Sistemi düzeltmek için ne yapmamız gerekiyor sizce?
İş hayatındaki kadınların daha çok bir araya gelmesi gerekiyor. Birbirimize destek olmak üzere network'ler oluşturmaya gayret etmeliyiz ve geleceğin kadın liderlerine mentorluk görevi üstlenmeliyiz. Üzerimizdeki 'cam tavan'ı (erkeklerin baskın olduğu iş alanlarında kadınların ilerlemesine olanak sağlamayan soyut bir engel) ancak bir arada durursak ve eşit maaş, rahat çalışma saatleri, idari pozisyonlarda kadına daha çok kadro gibi isteklerimizi birlikte seslendirirsek kırabiliriz.

Normal bir iş gününüz nasıl geçiyor? Ve sizin için mükemmel bir tatil günü nasıl olmalı?
Benim günüm genelde saat altı gibi kahve eşliğinde dünya haberlerine göz atarak başlar. Eğer seyahatte değilsem, 08:30 gibi ofiste olmadan önce çocuklarımı okula bırakırım. Saat 10:30'da gerçekleşen günlük ekip toplantımızı ya bir iş yemeği ya da spor antrenörümle bir seans takip eder. Öğleden sonra saatlerini genelde editoryal işlerime ya da müşteri toplantılarına ayırırım. Akşamları özel yemek davetlerine ya da kırmızı halı etkinliklerine katılmak da işimin bir parçası. Tatil günümde ise evde kalmak, çocuklarımla kaliteli zaman geçirmek, iyi bir kitap okumak ya da biraz kickbox çalışmak en hoşuma giden şeyler.

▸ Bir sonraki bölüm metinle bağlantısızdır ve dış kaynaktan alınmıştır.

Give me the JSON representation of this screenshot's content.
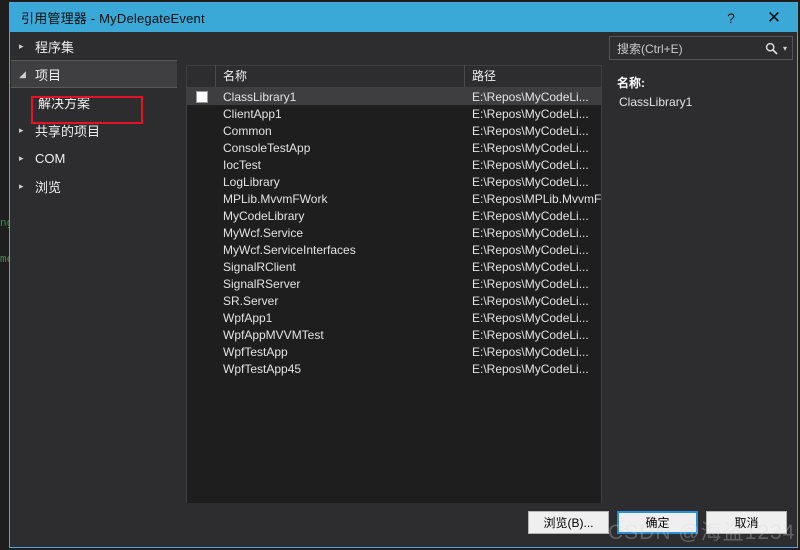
{
  "window": {
    "title": "引用管理器 - MyDelegateEvent",
    "help_button": "?",
    "close_button": "✕",
    "accent_color": "#3ba9d8",
    "background_color": "#2d2d30"
  },
  "sidebar": {
    "items": [
      {
        "label": "程序集",
        "arrow": "▸",
        "selected": false,
        "child": false
      },
      {
        "label": "项目",
        "arrow": "◢",
        "selected": true,
        "child": false
      },
      {
        "label": "解决方案",
        "arrow": "",
        "selected": false,
        "child": true
      },
      {
        "label": "共享的项目",
        "arrow": "▸",
        "selected": false,
        "child": false
      },
      {
        "label": "COM",
        "arrow": "▸",
        "selected": false,
        "child": false
      },
      {
        "label": "浏览",
        "arrow": "▸",
        "selected": false,
        "child": false
      }
    ],
    "annotation_color": "#e81123"
  },
  "list": {
    "columns": {
      "name": "名称",
      "path": "路径"
    },
    "rows": [
      {
        "name": "ClassLibrary1",
        "path": "E:\\Repos\\MyCodeLi...",
        "checked": true,
        "selected": true
      },
      {
        "name": "ClientApp1",
        "path": "E:\\Repos\\MyCodeLi...",
        "checked": false,
        "selected": false
      },
      {
        "name": "Common",
        "path": "E:\\Repos\\MyCodeLi...",
        "checked": false,
        "selected": false
      },
      {
        "name": "ConsoleTestApp",
        "path": "E:\\Repos\\MyCodeLi...",
        "checked": false,
        "selected": false
      },
      {
        "name": "IocTest",
        "path": "E:\\Repos\\MyCodeLi...",
        "checked": false,
        "selected": false
      },
      {
        "name": "LogLibrary",
        "path": "E:\\Repos\\MyCodeLi...",
        "checked": false,
        "selected": false
      },
      {
        "name": "MPLib.MvvmFWork",
        "path": "E:\\Repos\\MPLib.MvvmF...",
        "checked": false,
        "selected": false
      },
      {
        "name": "MyCodeLibrary",
        "path": "E:\\Repos\\MyCodeLi...",
        "checked": false,
        "selected": false
      },
      {
        "name": "MyWcf.Service",
        "path": "E:\\Repos\\MyCodeLi...",
        "checked": false,
        "selected": false
      },
      {
        "name": "MyWcf.ServiceInterfaces",
        "path": "E:\\Repos\\MyCodeLi...",
        "checked": false,
        "selected": false
      },
      {
        "name": "SignalRClient",
        "path": "E:\\Repos\\MyCodeLi...",
        "checked": false,
        "selected": false
      },
      {
        "name": "SignalRServer",
        "path": "E:\\Repos\\MyCodeLi...",
        "checked": false,
        "selected": false
      },
      {
        "name": "SR.Server",
        "path": "E:\\Repos\\MyCodeLi...",
        "checked": false,
        "selected": false
      },
      {
        "name": "WpfApp1",
        "path": "E:\\Repos\\MyCodeLi...",
        "checked": false,
        "selected": false
      },
      {
        "name": "WpfAppMVVMTest",
        "path": "E:\\Repos\\MyCodeLi...",
        "checked": false,
        "selected": false
      },
      {
        "name": "WpfTestApp",
        "path": "E:\\Repos\\MyCodeLi...",
        "checked": false,
        "selected": false
      },
      {
        "name": "WpfTestApp45",
        "path": "E:\\Repos\\MyCodeLi...",
        "checked": false,
        "selected": false
      }
    ]
  },
  "search": {
    "placeholder": "搜索(Ctrl+E)",
    "icon": "search-icon",
    "dropdown_caret": "▾"
  },
  "details": {
    "name_label": "名称:",
    "name_value": "ClassLibrary1"
  },
  "footer": {
    "browse_label": "浏览(B)...",
    "ok_label": "确定",
    "cancel_label": "取消"
  },
  "watermark": {
    "text": "CSDN @海盗1234"
  },
  "background_code": [
    "ng",
    "me"
  ]
}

Kişisel stilinizi nasıl tanımlarsınız?
Kişisel stilimi sanırım zahmetsiz şıklık olarak tanımlayabilirim. Chloé, Isabel Marant, Marni gibi modaevlerinin gardırop klasiği parçalarını, Talbot Runhof, Dawid Tomaszewski, Nobi Talaj gibi Alman tasarımcıların dikkat çekici parçaları ile kombinlemeyi seviyorum. Her zaman topuklu ayakkabı giyerim, spor ayakkabıların bana yakışmadığını düşünüyorum.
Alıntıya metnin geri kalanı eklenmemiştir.